Denn das Unerträgliche des Leidens Jesu hat selbst eine Wirkung. Auch für eine heutige Welt voller schier unerträglichem Leiden.
Das Leid von heute
Dem Leiden der Menschen in den Kriegsgebieten der Erde – in der Ukraine, immer noch in Syrien und an so vielen Orten, die wir kaum beachten.
Dem Leiden der Menschen in der Corona-Pandemie. In Weltregionen, wo bisher nur Bruchteile der Bevölkerung geimpft werden konnten. Auch in Deutschland, wo nicht alle Infizierten glimpflich davonkommen. Wo Erkrankte vielleicht nicht hätten sterben müssen, hätten sie sich impfen lassen – oder wären jene geimpft gewesen, die sie angesteckt haben.
Dem Leiden der Menschen unter den Folgen des Klimawandels. Unter den Dürren, Missernten und Hungerkrisen weltweit. Oder unter den Folgen der Flut in Westdeutschland im vergangenen Sommer, wo manche Menschen ihr Leben retten konnten – und sonst nichts mehr.
Der Trost des Karfreitags
Unerträglich, sich dieses Leid vor Augen zu führen. Und doch kann vom Karfreitag Trost kommen.

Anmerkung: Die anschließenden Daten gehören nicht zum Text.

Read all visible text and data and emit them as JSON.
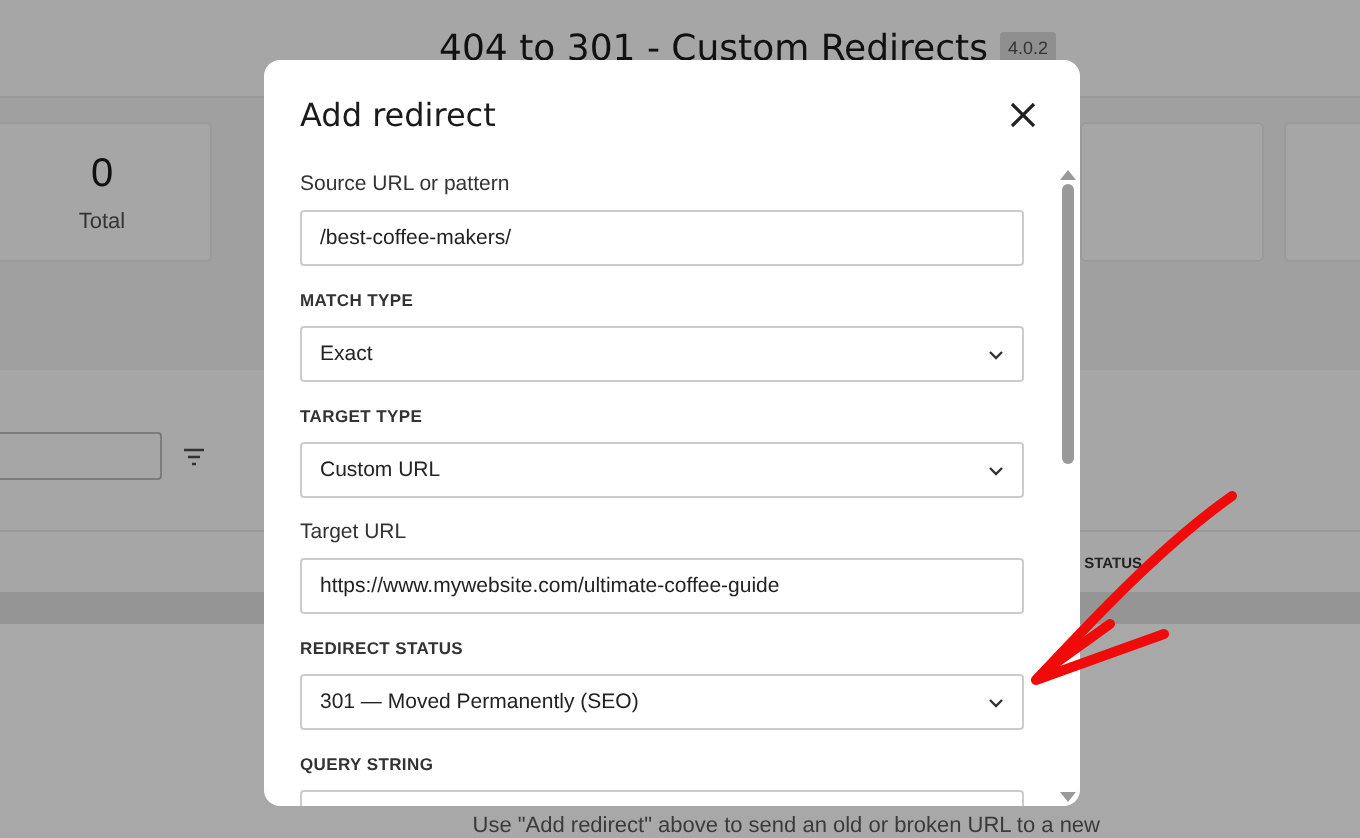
{
  "page": {
    "title": "404 to 301 - Custom Redirects",
    "version": "4.0.2"
  },
  "stats": [
    {
      "value": "0",
      "label": "Total"
    }
  ],
  "table": {
    "columns": [
      "STATUS"
    ]
  },
  "empty_hint": "Use \"Add redirect\" above to send an old or broken URL to a new",
  "modal": {
    "title": "Add redirect",
    "fields": [
      {
        "label": "Source URL or pattern",
        "label_heading": false,
        "kind": "text",
        "value": "/best-coffee-makers/"
      },
      {
        "label": "MATCH TYPE",
        "label_heading": true,
        "kind": "select",
        "value": "Exact"
      },
      {
        "label": "TARGET TYPE",
        "label_heading": true,
        "kind": "select",
        "value": "Custom URL"
      },
      {
        "label": "Target URL",
        "label_heading": false,
        "kind": "text",
        "value": "https://www.mywebsite.com/ultimate-coffee-guide"
      },
      {
        "label": "REDIRECT STATUS",
        "label_heading": true,
        "kind": "select",
        "value": "301 — Moved Permanently (SEO)"
      },
      {
        "label": "QUERY STRING",
        "label_heading": true,
        "kind": "text"
      }
    ]
  }
}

Jesus hat selbst unermesslich gelitten – die höchste Form des Mitleidens mit den Leidenden. Darin steckt die Zusage: Gott hat die tiefsten Tiefen des Leids erlebt; er ist den Menschen auch in diesen Momenten nahe. Das kann den Glaubenden ein Trost sein, der nicht schon voreilig die österliche Erlösung vorwegnimmt.
Um aber diesen Trost zu ergründen, hilft es, zuvor zum Karfreitag bereit zu sein. Dazu, das Unerträgliche anzuerkennen und mit Jesu Hilfe ertragen zu wollen.